I was saying that "I dont wanna make mistakes when I am doing interview"

and he said "på det viset"

What does that phrase mean?`!


----------



## Wilma_Sweden

Literally: 'in that manner?' It means something like 'Really?', 'Is that right?', 'Oh, I see' or similar phrases. 

/Wilma


----------



## Plopp

In an other context it could mean other things too, but I don't suppose they apply to you... If you say about a woman "hon är på det viset" it could mean that she is pregnant.


----------



## Wilma_Sweden

Plopp said:


> In an other context it could mean other things too, but I don't suppose they apply to you... If you say about a woman "hon är på det viset" it could mean that she is pregnant.

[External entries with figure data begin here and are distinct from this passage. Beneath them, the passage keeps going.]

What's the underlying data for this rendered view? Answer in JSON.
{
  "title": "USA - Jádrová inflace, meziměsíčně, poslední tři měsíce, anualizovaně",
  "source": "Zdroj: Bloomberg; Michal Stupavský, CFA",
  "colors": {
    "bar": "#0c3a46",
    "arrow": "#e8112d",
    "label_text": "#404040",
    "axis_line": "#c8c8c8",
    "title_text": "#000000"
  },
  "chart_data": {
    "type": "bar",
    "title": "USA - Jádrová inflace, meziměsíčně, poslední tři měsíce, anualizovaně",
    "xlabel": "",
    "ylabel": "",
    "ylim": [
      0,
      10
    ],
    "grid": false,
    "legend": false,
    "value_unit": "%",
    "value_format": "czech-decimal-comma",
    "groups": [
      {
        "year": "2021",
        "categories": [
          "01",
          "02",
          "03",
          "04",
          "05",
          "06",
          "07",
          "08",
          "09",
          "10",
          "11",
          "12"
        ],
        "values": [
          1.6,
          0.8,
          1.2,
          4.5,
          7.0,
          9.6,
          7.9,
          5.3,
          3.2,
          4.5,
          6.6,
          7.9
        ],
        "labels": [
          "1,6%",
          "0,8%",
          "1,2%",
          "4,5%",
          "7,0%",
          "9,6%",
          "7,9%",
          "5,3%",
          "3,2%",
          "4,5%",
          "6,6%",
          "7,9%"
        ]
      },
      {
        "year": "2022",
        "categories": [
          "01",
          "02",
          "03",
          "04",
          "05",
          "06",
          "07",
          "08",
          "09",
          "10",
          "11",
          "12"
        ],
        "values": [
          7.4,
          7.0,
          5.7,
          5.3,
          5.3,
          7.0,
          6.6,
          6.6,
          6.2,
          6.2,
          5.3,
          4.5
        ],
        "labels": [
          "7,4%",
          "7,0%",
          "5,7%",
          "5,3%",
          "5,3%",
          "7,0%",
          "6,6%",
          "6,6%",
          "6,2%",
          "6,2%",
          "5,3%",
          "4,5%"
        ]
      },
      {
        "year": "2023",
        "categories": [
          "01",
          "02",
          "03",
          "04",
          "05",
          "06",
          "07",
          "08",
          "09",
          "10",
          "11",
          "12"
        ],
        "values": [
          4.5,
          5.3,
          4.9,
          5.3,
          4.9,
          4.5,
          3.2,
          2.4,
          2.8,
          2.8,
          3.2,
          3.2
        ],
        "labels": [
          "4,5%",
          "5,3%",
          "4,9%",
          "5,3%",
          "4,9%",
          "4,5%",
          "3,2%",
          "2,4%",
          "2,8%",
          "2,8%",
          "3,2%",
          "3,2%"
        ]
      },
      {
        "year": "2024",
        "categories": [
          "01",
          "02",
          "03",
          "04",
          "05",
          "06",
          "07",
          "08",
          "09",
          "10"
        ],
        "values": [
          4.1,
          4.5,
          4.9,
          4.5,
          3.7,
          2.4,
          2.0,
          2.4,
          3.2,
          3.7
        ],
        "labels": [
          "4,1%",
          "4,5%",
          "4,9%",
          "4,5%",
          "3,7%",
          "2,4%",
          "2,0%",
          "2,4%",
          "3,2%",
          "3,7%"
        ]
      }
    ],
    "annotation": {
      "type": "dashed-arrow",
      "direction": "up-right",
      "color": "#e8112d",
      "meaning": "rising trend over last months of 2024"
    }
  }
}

That might be seen as a wee bit off-topic, but yes, even the literal meaning often applies, although as a conversational phrase, which is how I understood the original post, it's related to jaså - an interjection that often goes with this and other phrases:
Jaså, på det viset?!

You're pretty much acknowledging what the speaker just said, and (sometimes) implying mild surprise and perhaps a confirmation of the fact.

/Wilma


----------



## vestfoldlilja

We have this expression in Norwegian as well. I wonder if we also find it in Danish. Or it might be a Swedish word that has found its way across the border. 

Can it not also be understood like this in Swedish as well: "Han gjorde det på det viset" - he did it (in) that way and "vi skal ikke gjøre det på det viset" - we're not going to do it like that?


----------



## Wilma_Sweden

vestfoldlilja said:


> Can it not also be understood like this in Swedish as well: "Han gjorde det på det viset" - he did it (in) that way and "vi skal ikke gjøre det på det viset" - we're not going to do it like that?


Yes, indeed, that is what I meant by the 'literal meaning', i.e. in that manner, which is synonymous to your phrases above, i.e. in that way, like that.

I have no idea who 'invented' the expression, or if it evolved independently in both languages.

/Wilma


----------



## vestfoldlilja

I see, thanks for clearing that up.

And let's be friends and share credit


----------



## hanne

vestfoldlilja said:


> We have this expression in Norwegian as well. I wonder if we also find it in Danish. Or it might be a Swedish word that has found its way across the border.


Which expression? We don't have the use for being pregnant, but we do have "på den vis" meaning "that way" ("på den måde" is much more common).


----------



## vestfoldlilja

I was wondering if "på det viset" was also used in Danish, and it seems it is with "på den vis". På den måten er også oftere brukt på norsk, men, på det viset brukes, i visse sammenhenger. 

Jeg tror heller ikke jeg ville brukt, på det viset, for å påpeke at noen var gravide.


----------



## cocuyo

vestfoldlilja said:


> I was wondering if "på det viset" was also used in Danish, and it seems it is with "på den vis". På den måten er også oftere brukt på norsk, men, på det viset brukes, i visse sammenhenger.
> 
> Jeg tror heller ikke jeg ville brukt, på det viset, for å påpeke at noen var gravide.



Neither would it be used in modern Swedish, but you might find it in older texts up to about 1950. Maybe later as well, but then it would probably be enclosed in quotes and ment in a facetious way.


----------